An investigation into the federal government’s popular 417 ‘backpacker’ visa program has scrutinised the employment of more than 4000 visa workers in rural areas, and uncovered alarmingly high levels of abuse.
One in every three foreign workers on a 417 visa was not receiving legal minimum pay, the investigation found, and many had been subjected to sexual harassment and grave health and safety violations.
The findings, released on Saturday by the federal workplace watchdog, provide the most comprehensive overview yet of the misuse of Australia’s scandal-plagued working visa schemes.
A slew of migrant worker underpayment cases have come to light in recent years spanning sectors such as agriculture, hospitality, manufacturing, retail and convenience store chain 7-Eleven, where many employees held temporary visas.The Fair Work Ombudsman launched the national inquiry into the 417 working-holiday visa scheme in 2016 in response to “escalating complaints” from visa holders.
The agency said foreign workers in the program were particularly vulnerable to exploitation if they were seeking to extend their stay on the condition they undertake 88 days of paid work in regional areas, mainly in agriculture, forestry or fishing.
“The 417 visa is regarded by both visa holders and employers as a ‘ticket’ to work in Australia,” the inquiry found.
“The desire for a second-year visa extension can drive vulnerable workers to agree to work for below minimum entitlements and in some circumstances, enter into potentially unsafe situations.”
Among the watchdog’s most troubling findings include 66 per cent of workers surveyed felt employers were taking advantage of them and undercutting legal wages; while more than 35 per cent confirmed they were being paid less than the minimum wage.
Nearly half said working backpackers were unlikely to complain about their employment conditions for fear their employer would not sign off on the regional work component needed to extend their stay in Australia.
About 14 per cent revealed they had to “pay in advance” to secure a regional job, and 6 per cent had to pay an employer to sign off on their work requirement.
Nearly 40 per cent described their regional work experiences as “excellent or very good”, while 35 per cent said it was “fair or poor”.

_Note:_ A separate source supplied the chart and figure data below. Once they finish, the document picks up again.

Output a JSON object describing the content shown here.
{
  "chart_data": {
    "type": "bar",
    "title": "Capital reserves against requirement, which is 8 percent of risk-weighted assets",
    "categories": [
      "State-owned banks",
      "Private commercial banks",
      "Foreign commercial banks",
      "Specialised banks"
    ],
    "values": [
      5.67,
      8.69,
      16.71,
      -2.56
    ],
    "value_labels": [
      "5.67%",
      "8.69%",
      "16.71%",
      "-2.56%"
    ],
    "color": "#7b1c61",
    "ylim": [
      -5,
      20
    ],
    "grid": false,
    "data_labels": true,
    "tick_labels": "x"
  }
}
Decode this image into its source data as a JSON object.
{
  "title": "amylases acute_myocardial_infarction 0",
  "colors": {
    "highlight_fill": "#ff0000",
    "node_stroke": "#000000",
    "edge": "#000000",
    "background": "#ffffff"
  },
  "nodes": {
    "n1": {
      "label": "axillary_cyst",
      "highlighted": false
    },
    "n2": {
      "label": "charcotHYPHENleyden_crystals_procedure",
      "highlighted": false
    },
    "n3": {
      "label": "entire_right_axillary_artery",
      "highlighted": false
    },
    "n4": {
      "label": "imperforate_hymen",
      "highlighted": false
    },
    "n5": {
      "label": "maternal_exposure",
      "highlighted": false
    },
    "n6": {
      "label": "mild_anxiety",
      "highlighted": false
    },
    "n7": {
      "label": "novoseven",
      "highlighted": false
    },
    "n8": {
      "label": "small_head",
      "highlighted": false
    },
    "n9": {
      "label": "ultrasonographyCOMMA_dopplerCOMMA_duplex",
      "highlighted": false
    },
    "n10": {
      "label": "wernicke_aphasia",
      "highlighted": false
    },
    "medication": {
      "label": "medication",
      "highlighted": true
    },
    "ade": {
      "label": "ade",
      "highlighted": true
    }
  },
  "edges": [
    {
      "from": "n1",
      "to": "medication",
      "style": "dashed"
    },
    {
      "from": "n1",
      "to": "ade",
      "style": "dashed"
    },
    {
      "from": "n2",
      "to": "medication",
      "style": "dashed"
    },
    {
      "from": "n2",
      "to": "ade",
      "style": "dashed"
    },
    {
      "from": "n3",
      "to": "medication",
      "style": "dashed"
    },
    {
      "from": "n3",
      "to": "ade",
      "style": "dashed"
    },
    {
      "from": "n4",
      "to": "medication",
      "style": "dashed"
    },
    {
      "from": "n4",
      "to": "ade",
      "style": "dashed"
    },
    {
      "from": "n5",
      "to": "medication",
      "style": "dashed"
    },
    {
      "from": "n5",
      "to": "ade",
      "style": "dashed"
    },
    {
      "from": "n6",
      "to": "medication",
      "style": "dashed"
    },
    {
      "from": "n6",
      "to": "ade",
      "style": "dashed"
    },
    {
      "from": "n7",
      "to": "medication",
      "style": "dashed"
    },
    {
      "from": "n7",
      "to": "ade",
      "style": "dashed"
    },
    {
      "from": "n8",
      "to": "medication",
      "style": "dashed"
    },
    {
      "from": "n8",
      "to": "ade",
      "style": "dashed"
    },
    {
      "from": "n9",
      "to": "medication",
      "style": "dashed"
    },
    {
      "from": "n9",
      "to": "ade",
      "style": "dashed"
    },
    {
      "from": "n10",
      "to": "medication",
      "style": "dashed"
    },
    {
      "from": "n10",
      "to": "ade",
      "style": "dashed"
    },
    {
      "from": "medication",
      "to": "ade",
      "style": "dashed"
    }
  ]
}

Fair Work Ombudsman Natalie James on Saturday raised concerns that unscrupulous employers were targeting working-holiday visa holders via social media channels, and “establishing a business model” based on these workers.
“The backpacker labour force is vital to some industries associated with food production in regional areas,” Ms James said.
“But we are at risk of it being a black market, exploited labour force if the settings remain the same.”
The report recommends changes to visa rules and laws, better use of existing laws and an enhanced and more joined-up effort across government to ensure 417 visa holders are better protected and more aware of their work rights.